The investigators found similar signals of response to stress in human brain cells and in gene expression datasets from patients with MDD, suggesting that the same interactions between the immune system and the brain may play a role in neuropsychiatric disorders in humans. These results, they reported, “… suggest that the neuroimmune mechanisms we initially defined in mice may be relevant in humans and in MDD.”
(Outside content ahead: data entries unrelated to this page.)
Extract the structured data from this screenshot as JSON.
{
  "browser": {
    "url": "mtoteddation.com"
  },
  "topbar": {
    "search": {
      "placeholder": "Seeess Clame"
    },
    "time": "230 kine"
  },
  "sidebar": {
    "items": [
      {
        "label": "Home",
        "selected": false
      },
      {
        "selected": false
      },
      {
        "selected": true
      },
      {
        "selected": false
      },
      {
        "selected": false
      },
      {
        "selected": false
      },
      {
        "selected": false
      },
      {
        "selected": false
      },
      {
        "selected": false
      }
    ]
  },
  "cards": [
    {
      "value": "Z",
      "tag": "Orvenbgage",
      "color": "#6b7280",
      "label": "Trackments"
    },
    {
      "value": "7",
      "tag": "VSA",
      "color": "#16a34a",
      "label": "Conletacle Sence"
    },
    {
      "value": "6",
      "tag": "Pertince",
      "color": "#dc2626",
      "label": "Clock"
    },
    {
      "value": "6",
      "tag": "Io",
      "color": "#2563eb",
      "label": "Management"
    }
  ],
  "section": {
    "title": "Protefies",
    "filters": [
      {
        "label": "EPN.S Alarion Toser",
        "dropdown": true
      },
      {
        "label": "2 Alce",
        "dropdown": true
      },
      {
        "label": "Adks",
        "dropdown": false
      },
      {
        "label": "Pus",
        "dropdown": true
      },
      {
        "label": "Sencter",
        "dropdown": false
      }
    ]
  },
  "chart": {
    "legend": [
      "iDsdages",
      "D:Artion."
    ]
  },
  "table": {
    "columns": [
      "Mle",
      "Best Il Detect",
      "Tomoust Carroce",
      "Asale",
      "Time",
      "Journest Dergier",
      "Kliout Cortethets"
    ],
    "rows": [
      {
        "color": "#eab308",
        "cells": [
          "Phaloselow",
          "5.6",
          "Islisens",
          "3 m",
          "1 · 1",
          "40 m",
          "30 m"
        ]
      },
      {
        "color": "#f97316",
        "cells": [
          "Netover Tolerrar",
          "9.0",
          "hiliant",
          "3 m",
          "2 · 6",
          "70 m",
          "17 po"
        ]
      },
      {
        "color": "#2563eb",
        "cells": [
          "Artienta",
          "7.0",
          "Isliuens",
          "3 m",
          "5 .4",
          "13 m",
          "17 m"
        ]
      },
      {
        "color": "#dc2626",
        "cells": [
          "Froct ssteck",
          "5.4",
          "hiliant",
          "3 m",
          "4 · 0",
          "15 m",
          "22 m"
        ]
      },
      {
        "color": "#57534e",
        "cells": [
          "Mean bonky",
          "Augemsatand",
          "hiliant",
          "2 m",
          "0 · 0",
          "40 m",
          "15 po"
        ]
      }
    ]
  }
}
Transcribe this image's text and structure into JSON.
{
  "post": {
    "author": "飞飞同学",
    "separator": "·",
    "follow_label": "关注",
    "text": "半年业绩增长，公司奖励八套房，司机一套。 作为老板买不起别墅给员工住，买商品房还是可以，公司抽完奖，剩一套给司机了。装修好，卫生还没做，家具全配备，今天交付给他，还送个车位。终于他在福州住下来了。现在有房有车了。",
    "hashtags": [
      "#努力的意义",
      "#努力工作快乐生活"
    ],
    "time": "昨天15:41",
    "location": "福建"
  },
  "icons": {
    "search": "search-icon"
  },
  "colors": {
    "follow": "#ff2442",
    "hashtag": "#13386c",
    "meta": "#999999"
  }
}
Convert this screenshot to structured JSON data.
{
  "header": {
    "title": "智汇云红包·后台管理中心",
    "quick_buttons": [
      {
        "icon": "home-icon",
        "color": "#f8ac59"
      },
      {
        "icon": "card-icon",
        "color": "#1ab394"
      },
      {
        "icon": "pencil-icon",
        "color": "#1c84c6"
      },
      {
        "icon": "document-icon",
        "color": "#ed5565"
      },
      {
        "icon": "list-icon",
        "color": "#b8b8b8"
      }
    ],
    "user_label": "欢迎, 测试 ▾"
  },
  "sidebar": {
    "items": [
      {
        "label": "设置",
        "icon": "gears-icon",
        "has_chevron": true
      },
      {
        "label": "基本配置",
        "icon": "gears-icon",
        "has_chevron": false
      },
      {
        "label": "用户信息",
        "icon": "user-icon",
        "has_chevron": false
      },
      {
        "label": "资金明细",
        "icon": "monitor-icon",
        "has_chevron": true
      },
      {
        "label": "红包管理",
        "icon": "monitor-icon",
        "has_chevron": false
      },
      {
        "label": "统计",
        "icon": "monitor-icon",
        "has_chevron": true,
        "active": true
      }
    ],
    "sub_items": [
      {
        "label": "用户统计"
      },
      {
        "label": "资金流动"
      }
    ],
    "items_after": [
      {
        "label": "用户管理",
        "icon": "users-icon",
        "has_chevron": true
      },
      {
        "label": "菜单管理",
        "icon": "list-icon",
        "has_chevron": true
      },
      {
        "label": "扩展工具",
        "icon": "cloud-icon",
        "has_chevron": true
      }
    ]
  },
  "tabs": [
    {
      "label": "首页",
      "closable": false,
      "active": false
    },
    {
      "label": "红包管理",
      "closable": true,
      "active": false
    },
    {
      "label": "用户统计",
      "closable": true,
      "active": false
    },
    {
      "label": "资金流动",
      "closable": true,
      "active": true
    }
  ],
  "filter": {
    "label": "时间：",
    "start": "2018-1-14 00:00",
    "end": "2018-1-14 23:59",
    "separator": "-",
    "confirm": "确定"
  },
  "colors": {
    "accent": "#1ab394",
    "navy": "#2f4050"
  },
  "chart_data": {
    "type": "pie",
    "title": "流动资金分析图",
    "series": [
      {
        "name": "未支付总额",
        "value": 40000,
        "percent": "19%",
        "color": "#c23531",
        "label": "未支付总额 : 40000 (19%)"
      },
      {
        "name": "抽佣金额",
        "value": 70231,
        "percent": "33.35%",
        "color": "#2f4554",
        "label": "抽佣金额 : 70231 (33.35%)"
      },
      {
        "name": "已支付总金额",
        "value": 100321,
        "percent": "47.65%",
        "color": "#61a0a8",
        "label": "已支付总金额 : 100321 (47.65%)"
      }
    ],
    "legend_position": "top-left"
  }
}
The authors noted that further experiments are needed to understand exactly how psychedelics affect immune cells and brain communication. “Further research is needed to establish causal cellular and molecular mechanisms by which psychedelics influence tissue physiology more generally, which may reveal psychedelic-responsive pathways with therapeutic applications in unanticipated disorders, including in inflammatory diseases,” they stated. Next steps include examining the long-term effects of psychedelic treatment on patients with MDD or inflammatory diseases. Wheeler is currently collaborating with investigators from the Massachusetts General Hospital Center for the Neuroscience of Psychedelics on a clinical trial of patients with depression who are being treated with psychedelics and will examine their tissue samples.
“We’re not saying that psychedelics are a cure-all for inflammatory diseases or any other health condition,” said Wheeler. “But we do see evidence that psychedelics have some tissue-specific benefits and that learning more about them could open up entirely new possibilities for treatments.”
In their report, the team concluded, “This study defined mechanisms of astrocyte–neuron crosstalk in the amygdala and their potential regulation by peripheral immune cells in chronic stress and possibly MDD. Together, our results highlight the therapeutic potential of targeting immune mechanisms in neuropsychiatric disorders.”